15h : «Disintegrating Sand» de Mike Parker, Trésor
Le ciel est bas dans les rues de Neukölln, les pavés luisant de cette bruine continue qui appelle l’hiver berlinois. J’atteins l’after.
«Disintegrating Sand» nous enferme dans une grotte peuplée d’animaux robotiques, mi-hyènes mi-lézards. De cette techno primale qui se danse à grands coups d’épaules. Les sonorités organiques et drums paranoïaques confirment mon impression que les releases du club Trésor sont une parfaite musique de descente. Après tout, c’est un genre nécessaire.
«Angels in Cages» poursuit dans les rebonds hypnotiques et le bestiaire cauchemardesque, de ces tracks répétitifs de chasse aux fantômes à travers lesquels tu peux scroller sans même le remarquer.
En face B, «Gyroscopic Precession» et «Meteor Crater» sonnent davantage Détroit : des morceaux d’urgence aux mille ressorts faisant office de respirateur artificiel sur leur public. Efficace.
Je m’embarque avec deux amies vers un plan pour pécho.
17h : «Get Down Brother» de Kapote, Toy Tonics
Parties pour une simple transaction, nous voilà invitées à partager les linguines aux fruits de mer d’une bande d’Italiens, le dealos étant aussi réputé pour ses talents de cuisinier. Je lance l’EP de Kapote.
J’attendais tout d’un jeune producteur berlinois sauf une house aux influences funk et «The Nose» fait très bien le job, avec sa pêche redondante, allumeuse, et un beau travail d’aiguillage sur les samples.
Je galère pour enrouler mes pâtes autour de la cuillère tandis que les Ritals, encore tout parés du noir Berghain, les filles au maquillage fondu jusqu’aux pommettes, se lancent dans un classement des plats que notre hôte leur a récemment concocté, s’engueulant au sujet de la valeur des scallope par rapport au pollo. Percus tribales, countdown. Les influences Blaxpoitation de «Get Down Brother» renforcent encore mon impression d’être dans un film de Tarantino.
«Uuh Baby» est, comme l’annonce son titre, bien plus minaudant. La mélodie orientalisante n’a rien de bien original, mais c’est rigolo. Le remix de Brame et Hamo part d’une intro filtrée et introduit des accords doucereux en forme de toboggans. Le rythme brut, sec, le dispute aux riffs de guitare lunaires et s’éclipse le temps d’une courte envolée plus épurée et expérimentale.
23h : «Layer» de Joachim Spieth, Affin
Apéro chez une amie pour qui tout ce qui n’est pas à 125 bpm minimum est de la musique d’ascenseur.

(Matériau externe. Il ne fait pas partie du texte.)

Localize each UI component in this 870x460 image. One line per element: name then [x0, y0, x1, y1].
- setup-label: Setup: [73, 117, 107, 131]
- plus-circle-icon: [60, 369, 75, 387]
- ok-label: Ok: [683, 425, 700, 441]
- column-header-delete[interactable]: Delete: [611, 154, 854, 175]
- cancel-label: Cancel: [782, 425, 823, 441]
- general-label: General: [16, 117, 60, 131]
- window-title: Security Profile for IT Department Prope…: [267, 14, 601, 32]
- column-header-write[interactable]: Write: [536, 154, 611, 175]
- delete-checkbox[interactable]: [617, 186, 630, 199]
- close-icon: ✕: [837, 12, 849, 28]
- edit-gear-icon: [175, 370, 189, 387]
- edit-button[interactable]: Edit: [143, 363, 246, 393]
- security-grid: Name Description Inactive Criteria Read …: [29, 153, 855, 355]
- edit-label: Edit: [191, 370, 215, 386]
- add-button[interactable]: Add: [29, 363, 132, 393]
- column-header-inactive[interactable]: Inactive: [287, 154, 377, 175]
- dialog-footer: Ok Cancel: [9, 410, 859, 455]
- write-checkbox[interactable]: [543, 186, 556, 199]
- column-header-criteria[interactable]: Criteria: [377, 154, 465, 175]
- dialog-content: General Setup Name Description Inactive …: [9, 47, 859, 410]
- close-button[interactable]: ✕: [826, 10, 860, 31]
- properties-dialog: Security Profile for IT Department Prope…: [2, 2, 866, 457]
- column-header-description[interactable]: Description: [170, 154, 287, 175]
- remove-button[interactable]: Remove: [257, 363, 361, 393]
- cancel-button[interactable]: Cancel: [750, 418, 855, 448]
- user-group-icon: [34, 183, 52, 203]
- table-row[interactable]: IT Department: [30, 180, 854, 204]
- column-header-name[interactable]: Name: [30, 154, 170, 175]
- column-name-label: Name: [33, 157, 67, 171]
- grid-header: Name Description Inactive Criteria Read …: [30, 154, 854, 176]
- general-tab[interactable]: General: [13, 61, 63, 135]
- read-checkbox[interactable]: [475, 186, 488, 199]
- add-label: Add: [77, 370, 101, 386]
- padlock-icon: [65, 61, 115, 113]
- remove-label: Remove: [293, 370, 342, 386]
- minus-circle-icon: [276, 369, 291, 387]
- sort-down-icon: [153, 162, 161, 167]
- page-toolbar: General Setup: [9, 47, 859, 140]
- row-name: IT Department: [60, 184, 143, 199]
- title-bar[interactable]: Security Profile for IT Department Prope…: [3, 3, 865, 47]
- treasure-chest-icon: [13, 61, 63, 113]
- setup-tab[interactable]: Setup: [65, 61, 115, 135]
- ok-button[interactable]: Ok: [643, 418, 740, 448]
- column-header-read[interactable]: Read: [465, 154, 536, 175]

J’opte pour «Layer 1» de Joachim Spieth, sorti sur son label Affin.
Contrairement à la house qui se rappelle toujours à toi, cette dark ambient tend à s’effacer pour mieux t’embarquer : une techno aux mélodies clandestines, notre attention détournée par le beat austère tandis que les nappes de basse sub nous emportent, insidieuses.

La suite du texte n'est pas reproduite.